1.    Is the work an integral part of the employer’s business?
2.    Does the worker’s managerial skill affect the worker’s opportunity for profit or loss?
3.    How does the worker’s relative investment compare to the employer’s investment?
4.    Does the work performed require special skill and initiative?
5.    Is the relationship between the worker and the employer permanent or indefinite?
6.    What is the nature and degree of the employer’s control?

The withdrawal does not negate an employer’s responsibilities under the Fair Labor Standards Act but instead demonstrates the Trump Administration’s commitment to rescinding onerous regulations and changing interpretation. It is yet to be seen but it may be the start in a shift in the Administration’s enforcement priorities including the joint misclassification initiative with 37 states and the Internal Revenue Service. 

For clubs who made changes to existing employee/independent contractor relationships since July 2015, it is best to review these agreements annually in concert with legal counsel to ensure they meet all applicable local, state and federal law. 

DOL Moves to Rescind Persuader Rule

(Dept of Labor) Permanent link

As expected, Department of Labor (DOL) Secretary Alexander Acosta has taken steps to officially rescind the Persuader rule. This is the latest in the Trump administration’s ongoing efforts to roll back regulations on employers.

The Persuader Rule was released by the Department of Labor in March 2016 and requires full public disclosure on the use of labor relations consultants by employers. In short, the rule requires employers and their hired consultants to report when the consultants directly persuade workers or when the consultants participate in four “indirect” categories in relation to labor organization or disputes.

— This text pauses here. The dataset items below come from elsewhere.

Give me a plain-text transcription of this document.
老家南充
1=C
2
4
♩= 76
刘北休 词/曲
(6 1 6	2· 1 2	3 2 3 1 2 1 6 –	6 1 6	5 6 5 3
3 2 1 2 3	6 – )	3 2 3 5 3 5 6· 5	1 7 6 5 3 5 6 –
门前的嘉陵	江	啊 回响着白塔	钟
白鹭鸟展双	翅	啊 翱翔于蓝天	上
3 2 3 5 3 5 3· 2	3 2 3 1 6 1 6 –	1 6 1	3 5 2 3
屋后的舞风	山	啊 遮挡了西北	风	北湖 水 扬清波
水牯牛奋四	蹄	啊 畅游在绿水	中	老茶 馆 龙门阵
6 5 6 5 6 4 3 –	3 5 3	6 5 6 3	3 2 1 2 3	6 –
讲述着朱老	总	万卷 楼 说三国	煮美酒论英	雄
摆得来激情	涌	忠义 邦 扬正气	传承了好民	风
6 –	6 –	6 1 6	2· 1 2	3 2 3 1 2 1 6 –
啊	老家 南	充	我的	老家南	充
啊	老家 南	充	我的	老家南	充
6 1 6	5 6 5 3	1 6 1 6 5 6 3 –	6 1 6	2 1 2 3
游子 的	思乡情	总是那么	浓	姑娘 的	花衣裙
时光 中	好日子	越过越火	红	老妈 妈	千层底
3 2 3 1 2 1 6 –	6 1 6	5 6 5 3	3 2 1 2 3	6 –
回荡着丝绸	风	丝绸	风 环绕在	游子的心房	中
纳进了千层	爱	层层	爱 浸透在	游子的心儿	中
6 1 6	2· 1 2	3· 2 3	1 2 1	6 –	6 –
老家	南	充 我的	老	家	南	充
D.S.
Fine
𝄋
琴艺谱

The Persuader rule was first introduced in 2011, but has been on hold since 2014. 

The reporting requirements were slated to become effective July 1, 2016 but a preliminary nationwide injunction stopped it as of June 27. In November 2016, the US District Court for the Northern District of Texas struck down the rule citing irreparable harm that the rule would pose to the tenets of attorney-client privilege between an employer and their legal counsel and prevent employers from receiving effective representation by legal counsel.  

The good news for clubs is that this rule was never effective or enforceable. 


OSHA Announces Delay for July 1 Reporting Deadline

(OSHA, Regulation) Permanent link

OSHA Webpage

For clubs with 250 or more employees, the first reporting deadline for the updated OSHA reporting requirements was slated to be July 1, 2017. Under the final rule published in May 2016, businesses with 250 or more employees will now be required to electronically report injury and illness information to OSHA. This is the type of information that is currently maintained on OSHA Forms 300, 300A and 301. 

On May 17, OSHA posted the following information to its website “OSHA is not accepting electronic submissions of injury and illness logs at this time, and intends to propose extending the July 1, 2017 date by which certain employers are required to submit the information from their completed 2016 Form 300A electronically.” 

In related litigation, the rule is currently being challenged in two federal district court cases. Neither case is expected to be decided before the original July 1 deadline. 

Until there is a further announcement as to the new compliance date, clubs should continue to maintain their records and be prepared to comply with the new rule.